I hate him even more. I feel he (and not me)should be doing all the chasing and trying to resolve this matter. His family seems sympathetic towards me but are making no effort to recolve this. I have a 14 year old son who isn't the best behaved child. I feel now he is trying to blame his affair on our problem child. What I should do?

Shalini

Dear Shalini,
How do you know this is the only time he has talked to her during your relationship? People don't normally just talk to old flames out of no where for no reason. He's probably being cheating on you all along. He is simply trying to take the heat off himself by dragging your son into this.

He wants an excuse to justify his own actions. It sounds like he is looking for a reason to get out of the relationship. And my guess is, he has shared this with his family, and they dont want to get involved. It's hard to end something that has gone on for so long but if he doesn't want to try to fix things then there is no reason for you stick around.

Also you shouldn't be mad at his family for standing up for him, his family and will always side with him. Your family would do the same for you. I'd say concentrate of getting your life together. No point being in a marriage where there is no love and trust. The more you prolong it, the more hurt you will end up.


I want to get rid of my paunch
Dear Diana,
I'm a 16-year-old girl and weight isn't an issue for me. My figure is normal, but I have this paunch that really bothers me.

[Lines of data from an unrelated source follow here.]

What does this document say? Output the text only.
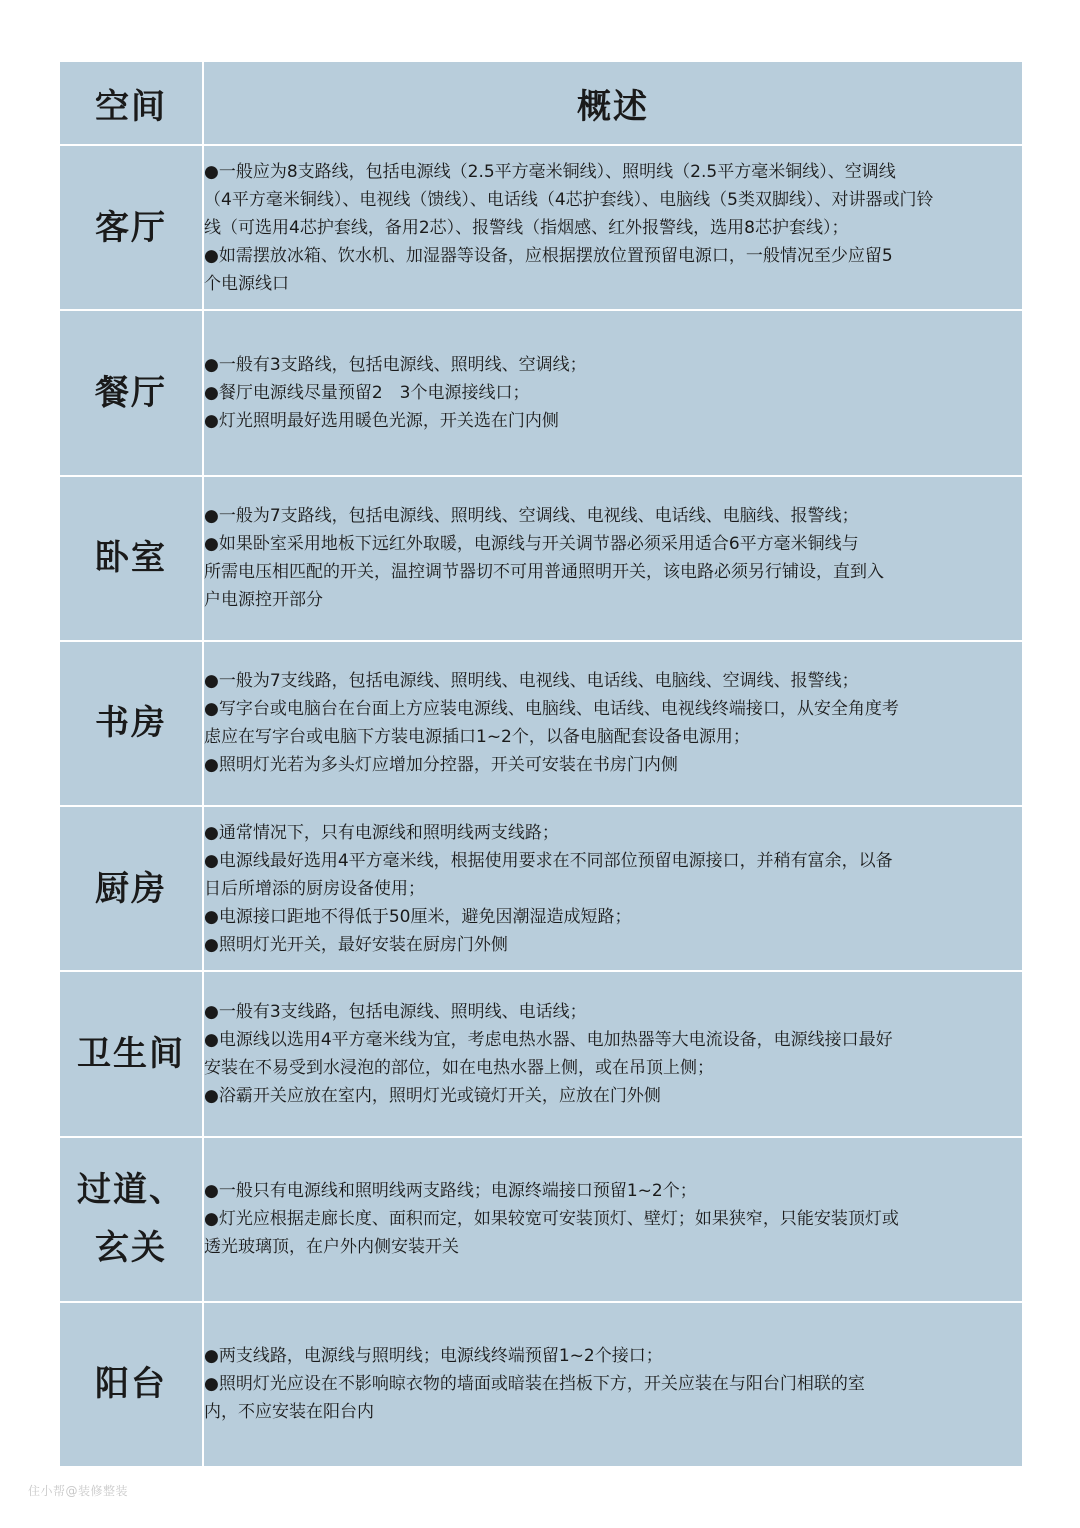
空间	概述

客厅	●一般应为8支路线，包括电源线（2.5平方毫米铜线）、照明线（2.5平方毫米铜线）、空调线
（4平方毫米铜线）、电视线（馈线）、电话线（4芯护套线）、电脑线（5类双脚线）、对讲器或门铃
线（可选用4芯护套线，备用2芯）、报警线（指烟感、红外报警线，选用8芯护套线）；
●如需摆放冰箱、饮水机、加湿器等设备，应根据摆放位置预留电源口，一般情况至少应留5
个电源线口

餐厅	●一般有3支路线，包括电源线、照明线、空调线；
●餐厅电源线尽量预留2　3个电源接线口；
●灯光照明最好选用暖色光源，开关选在门内侧

卧室	●一般为7支路线，包括电源线、照明线、空调线、电视线、电话线、电脑线、报警线；
●如果卧室采用地板下远红外取暖，电源线与开关调节器必须采用适合6平方毫米铜线与
所需电压相匹配的开关，温控调节器切不可用普通照明开关，该电路必须另行铺设，直到入
户电源控开部分

书房	●一般为7支线路，包括电源线、照明线、电视线、电话线、电脑线、空调线、报警线；
●写字台或电脑台在台面上方应装电源线、电脑线、电话线、电视线终端接口，从安全角度考
虑应在写字台或电脑下方装电源插口1~2个，以备电脑配套设备电源用；
●照明灯光若为多头灯应增加分控器，开关可安装在书房门内侧

厨房	●通常情况下，只有电源线和照明线两支线路；
●电源线最好选用4平方毫米线，根据使用要求在不同部位预留电源接口，并稍有富余，以备
日后所增添的厨房设备使用；
●电源接口距地不得低于50厘米，避免因潮湿造成短路；
●照明灯光开关，最好安装在厨房门外侧

卫生间	●一般有3支线路，包括电源线、照明线、电话线；
●电源线以选用4平方毫米线为宜，考虑电热水器、电加热器等大电流设备，电源线接口最好
安装在不易受到水浸泡的部位，如在电热水器上侧，或在吊顶上侧；
●浴霸开关应放在室内，照明灯光或镜灯开关，应放在门外侧

过道、
玄关	●一般只有电源线和照明线两支路线；电源终端接口预留1~2个；
●灯光应根据走廊长度、面积而定，如果较宽可安装顶灯、壁灯；如果狭窄，只能安装顶灯或
透光玻璃顶，在户外内侧安装开关

阳台	●两支线路，电源线与照明线；电源线终端预留1~2个接口；
●照明灯光应设在不影响晾衣物的墙面或暗装在挡板下方，开关应装在与阳台门相联的室
内，不应安装在阳台内
住小帮@装修整装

I would like some advice on some things I can do to help slim my stomach to make me feel more confident! I don't need a "quick fix" just some advice on a topic I know very little about.
Valerie

Dear Valerie,
Ab exercises will tone the muscles under your belly but the fat will still be there. You can't target where you burn fat. If you start exercising you will start to burn calories from all over your body, including your belly. Look at your posture as well-- people who slouch and don't use their abs to sit up straight tend to have more of a belly.

He never admits it when he is wrong!
Dear Diana,
I am a 24-year-old woman who is married to a 27-year-old guy. We have been married for two years and now his behaviour has started bothering me. He never sees his own flaws, but yet he can always point out my flaws.

It's like he has to be right because he is the head of the household. There have been times whenu00a0 am sure he may have known that he was wrong, but he has too much pride to actually admit it. Is this normal, or are there some deep-rooted issues here that I should be worried about?

Nishi

Dear Nishi,
I don't know if there are some deep-rooted issues at play here, or you've simply married an egoistical and an arrogant man. The bad news is that I cannot tell you that he will change.u00a0 Such men rarely do, and he would appreciate you getting confrontational. Don't forget, admitting flaws is difficult for most men, and your man even seems to be an extreme case.

Seems like he also has communication issues -- he may be afraid to talk to you about his flaws because he is afraid you'll see him as less of a man. Also, flaws pointed out in a emotional state (when angry, hurt) makes people defensive. Start by gently bringing it up in a normal conversation, that may enable him to open up.